Dublin’s Def Nettle drops “Mohawk” this Friday, February 20th. The band came up on The Irish Times’ list of new Irish acts to watch back in 2023, and their debut album DN001 earned them spots on BBC Radio 6 Music and RTÉ 2FM, with The Irish Times drawing comparisons to The The and Tom Waits and noting the late Andy Rourke played on one of the tracks.
Lead vocalist and producer Glen Brady has a resume that backs the ambition up: session credits with R.E.M., five years of engineering with the California State Symphony, and time touring with DARK alongside Rourke and the late Dolores O’Riordan. “Mohawk” itself is a self-aware dig at the commercialization of punk imagery, with Brady and rapper Lisa Doyle-Taaffe trading barbs over a groove built by guest guitarist Dissenter Melody, drummer Damien Fox, and bassist Ely Siegel.

Musically, “Mohawk” has more of a pop funk groove than a thrashy punk rhythm section.
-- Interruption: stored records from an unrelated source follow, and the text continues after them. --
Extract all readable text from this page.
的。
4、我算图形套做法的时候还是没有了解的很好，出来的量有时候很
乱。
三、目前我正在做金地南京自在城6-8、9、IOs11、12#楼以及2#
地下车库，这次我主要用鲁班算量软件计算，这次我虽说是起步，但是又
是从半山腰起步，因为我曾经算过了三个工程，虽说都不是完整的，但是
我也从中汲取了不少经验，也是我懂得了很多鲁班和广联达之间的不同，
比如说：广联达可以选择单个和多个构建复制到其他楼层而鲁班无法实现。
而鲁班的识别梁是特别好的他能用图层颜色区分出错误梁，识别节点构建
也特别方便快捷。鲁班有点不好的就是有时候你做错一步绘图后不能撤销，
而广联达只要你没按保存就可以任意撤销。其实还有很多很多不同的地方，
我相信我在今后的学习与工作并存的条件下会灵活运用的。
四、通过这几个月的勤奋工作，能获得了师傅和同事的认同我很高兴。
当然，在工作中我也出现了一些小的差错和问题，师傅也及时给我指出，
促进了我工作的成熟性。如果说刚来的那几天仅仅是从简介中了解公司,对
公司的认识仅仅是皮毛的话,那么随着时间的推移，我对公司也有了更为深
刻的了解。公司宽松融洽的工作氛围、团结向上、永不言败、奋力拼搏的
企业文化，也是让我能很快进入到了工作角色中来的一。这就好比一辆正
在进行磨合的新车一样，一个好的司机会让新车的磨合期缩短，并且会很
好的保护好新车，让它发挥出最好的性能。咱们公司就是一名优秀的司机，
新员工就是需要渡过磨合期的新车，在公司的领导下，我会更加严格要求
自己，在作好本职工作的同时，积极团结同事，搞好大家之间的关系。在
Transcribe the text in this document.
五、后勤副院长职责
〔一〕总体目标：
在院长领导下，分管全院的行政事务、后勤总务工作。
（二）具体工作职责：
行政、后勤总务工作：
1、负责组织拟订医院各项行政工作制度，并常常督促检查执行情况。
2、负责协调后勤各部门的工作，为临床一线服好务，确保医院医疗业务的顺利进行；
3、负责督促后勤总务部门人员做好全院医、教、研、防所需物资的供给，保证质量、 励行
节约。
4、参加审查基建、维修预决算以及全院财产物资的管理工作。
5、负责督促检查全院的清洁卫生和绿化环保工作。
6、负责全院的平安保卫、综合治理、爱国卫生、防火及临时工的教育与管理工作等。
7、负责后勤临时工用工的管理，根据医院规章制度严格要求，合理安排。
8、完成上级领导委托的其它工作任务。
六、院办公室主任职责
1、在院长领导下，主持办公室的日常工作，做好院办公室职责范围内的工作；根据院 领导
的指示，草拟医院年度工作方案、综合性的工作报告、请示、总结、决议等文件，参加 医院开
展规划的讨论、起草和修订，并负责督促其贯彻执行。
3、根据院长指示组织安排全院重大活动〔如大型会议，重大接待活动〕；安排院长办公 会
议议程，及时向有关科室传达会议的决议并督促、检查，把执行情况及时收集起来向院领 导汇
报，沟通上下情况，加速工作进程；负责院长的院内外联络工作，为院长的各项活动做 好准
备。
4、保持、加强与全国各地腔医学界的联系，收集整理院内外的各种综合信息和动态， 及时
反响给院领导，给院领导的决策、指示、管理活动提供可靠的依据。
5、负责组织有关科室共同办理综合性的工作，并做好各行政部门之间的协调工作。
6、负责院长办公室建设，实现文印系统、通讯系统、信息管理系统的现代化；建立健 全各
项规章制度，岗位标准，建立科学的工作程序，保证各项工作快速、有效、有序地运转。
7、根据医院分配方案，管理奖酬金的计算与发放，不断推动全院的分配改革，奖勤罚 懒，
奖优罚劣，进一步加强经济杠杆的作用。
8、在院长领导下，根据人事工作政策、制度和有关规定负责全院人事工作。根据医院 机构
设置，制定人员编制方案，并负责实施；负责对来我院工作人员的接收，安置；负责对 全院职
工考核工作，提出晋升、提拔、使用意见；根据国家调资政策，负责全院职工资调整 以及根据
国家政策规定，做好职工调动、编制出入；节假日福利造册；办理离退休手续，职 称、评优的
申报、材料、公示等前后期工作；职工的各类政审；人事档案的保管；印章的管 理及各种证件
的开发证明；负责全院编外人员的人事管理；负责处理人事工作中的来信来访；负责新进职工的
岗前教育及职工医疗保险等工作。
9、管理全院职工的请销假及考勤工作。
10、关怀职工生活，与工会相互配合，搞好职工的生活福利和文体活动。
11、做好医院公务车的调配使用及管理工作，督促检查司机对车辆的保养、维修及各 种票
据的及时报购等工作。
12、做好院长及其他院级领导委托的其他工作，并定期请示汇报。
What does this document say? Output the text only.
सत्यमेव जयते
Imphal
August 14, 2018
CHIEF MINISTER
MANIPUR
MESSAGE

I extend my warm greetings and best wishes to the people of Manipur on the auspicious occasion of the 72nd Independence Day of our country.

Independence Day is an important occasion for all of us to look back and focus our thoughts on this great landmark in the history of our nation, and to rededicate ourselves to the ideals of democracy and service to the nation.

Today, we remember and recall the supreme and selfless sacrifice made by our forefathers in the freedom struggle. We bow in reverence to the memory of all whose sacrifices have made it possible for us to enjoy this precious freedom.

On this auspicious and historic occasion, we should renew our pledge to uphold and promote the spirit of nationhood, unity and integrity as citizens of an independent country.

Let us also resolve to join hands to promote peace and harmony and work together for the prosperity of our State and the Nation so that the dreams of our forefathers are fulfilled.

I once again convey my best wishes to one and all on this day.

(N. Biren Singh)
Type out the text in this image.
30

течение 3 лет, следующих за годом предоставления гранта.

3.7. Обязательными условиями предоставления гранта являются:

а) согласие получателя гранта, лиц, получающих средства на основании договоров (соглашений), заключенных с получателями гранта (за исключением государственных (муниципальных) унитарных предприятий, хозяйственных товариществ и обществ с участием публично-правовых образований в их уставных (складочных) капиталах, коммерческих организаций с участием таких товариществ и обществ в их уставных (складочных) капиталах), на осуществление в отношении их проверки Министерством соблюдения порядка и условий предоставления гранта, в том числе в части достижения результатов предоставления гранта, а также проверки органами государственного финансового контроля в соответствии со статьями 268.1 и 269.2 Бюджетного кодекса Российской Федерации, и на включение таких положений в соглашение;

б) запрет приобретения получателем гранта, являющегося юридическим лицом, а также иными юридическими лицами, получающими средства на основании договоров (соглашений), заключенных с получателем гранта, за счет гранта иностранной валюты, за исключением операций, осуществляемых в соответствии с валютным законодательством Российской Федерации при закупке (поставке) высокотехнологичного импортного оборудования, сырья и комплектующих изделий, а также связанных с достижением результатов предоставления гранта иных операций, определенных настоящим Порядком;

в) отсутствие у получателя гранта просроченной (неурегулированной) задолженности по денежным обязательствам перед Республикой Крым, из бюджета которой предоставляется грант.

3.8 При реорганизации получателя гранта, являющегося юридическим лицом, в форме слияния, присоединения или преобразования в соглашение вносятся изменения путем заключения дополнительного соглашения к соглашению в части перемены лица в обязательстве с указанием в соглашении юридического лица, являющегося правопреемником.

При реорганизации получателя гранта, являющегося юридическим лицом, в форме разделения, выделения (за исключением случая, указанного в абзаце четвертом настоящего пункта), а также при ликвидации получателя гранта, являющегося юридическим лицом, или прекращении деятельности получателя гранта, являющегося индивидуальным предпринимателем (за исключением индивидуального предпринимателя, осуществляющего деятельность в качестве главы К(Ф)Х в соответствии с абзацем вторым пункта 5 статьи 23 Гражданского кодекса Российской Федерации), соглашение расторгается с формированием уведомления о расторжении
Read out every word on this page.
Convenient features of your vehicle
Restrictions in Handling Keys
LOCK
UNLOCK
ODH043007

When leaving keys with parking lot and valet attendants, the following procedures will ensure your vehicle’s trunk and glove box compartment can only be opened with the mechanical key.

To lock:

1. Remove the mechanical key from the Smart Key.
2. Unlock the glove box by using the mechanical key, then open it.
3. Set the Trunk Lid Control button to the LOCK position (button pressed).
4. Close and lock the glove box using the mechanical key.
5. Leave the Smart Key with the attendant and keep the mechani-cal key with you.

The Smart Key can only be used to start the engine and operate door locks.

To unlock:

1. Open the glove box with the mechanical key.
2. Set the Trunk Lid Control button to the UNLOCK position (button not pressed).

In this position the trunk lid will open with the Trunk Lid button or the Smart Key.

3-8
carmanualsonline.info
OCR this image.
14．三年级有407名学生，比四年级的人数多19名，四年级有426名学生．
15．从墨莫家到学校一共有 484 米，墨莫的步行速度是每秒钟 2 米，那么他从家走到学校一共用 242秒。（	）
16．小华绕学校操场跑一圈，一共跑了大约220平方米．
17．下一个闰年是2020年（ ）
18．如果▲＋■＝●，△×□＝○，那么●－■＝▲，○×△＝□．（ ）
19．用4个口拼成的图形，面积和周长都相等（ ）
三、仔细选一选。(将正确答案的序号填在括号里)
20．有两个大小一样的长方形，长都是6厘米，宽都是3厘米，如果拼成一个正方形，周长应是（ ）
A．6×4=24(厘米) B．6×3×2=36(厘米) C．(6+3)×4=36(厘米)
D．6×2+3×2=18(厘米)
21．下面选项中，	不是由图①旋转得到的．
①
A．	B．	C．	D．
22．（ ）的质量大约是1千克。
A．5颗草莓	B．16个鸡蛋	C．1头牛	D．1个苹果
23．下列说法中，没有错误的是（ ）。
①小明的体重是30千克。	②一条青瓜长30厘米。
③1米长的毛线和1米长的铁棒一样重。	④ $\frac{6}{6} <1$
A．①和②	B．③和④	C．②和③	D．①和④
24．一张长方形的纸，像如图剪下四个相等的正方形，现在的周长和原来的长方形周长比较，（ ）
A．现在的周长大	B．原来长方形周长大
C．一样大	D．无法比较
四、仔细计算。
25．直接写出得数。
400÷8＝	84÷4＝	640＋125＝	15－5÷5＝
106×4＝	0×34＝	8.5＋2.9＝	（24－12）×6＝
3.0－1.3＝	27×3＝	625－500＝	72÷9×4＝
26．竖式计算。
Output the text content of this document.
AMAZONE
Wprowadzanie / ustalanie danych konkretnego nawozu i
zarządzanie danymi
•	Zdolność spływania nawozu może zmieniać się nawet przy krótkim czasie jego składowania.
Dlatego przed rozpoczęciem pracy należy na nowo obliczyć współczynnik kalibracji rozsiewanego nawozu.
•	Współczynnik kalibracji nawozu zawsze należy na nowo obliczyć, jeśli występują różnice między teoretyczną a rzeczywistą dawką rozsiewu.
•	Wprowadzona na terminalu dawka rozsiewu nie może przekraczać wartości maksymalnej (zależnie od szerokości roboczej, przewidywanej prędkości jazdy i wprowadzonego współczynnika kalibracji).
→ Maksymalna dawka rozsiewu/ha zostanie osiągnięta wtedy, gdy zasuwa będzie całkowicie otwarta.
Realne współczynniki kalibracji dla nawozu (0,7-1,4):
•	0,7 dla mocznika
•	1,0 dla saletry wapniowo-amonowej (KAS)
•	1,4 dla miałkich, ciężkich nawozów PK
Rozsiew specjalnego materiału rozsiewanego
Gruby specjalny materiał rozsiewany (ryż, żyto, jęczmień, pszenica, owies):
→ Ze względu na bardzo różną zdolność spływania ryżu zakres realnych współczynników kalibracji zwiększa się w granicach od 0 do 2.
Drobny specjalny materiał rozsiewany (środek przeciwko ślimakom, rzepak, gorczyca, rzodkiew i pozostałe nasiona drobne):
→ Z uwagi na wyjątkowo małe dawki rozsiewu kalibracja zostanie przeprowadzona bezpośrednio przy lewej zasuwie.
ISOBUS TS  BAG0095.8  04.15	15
The punk element is present in the lyrics and narrative, a tongue-in-cheek takedown of punk nostalgia that’s funny precisely because the band is openly implicating themselves in it too. The delivery of that narrative over such an addictive and danceable groove is fresh, and with the addition of those 80s-style wide-sounding guitar lines, it sounds like a new sonic chapter for Def Nettle.
The self-referential angle, poking fun at their own use of retrospection while name-dropping The Cure, The Smiths, and Joy Division in the lyrics, is a smart move. It disarms the obvious criticism before anyone can make it. Following the run of singles last year, “Mohawk” suggests Def Nettle is developing a more confident and distinct version of their own sound, rather than merely wearing their influences on their sleeve.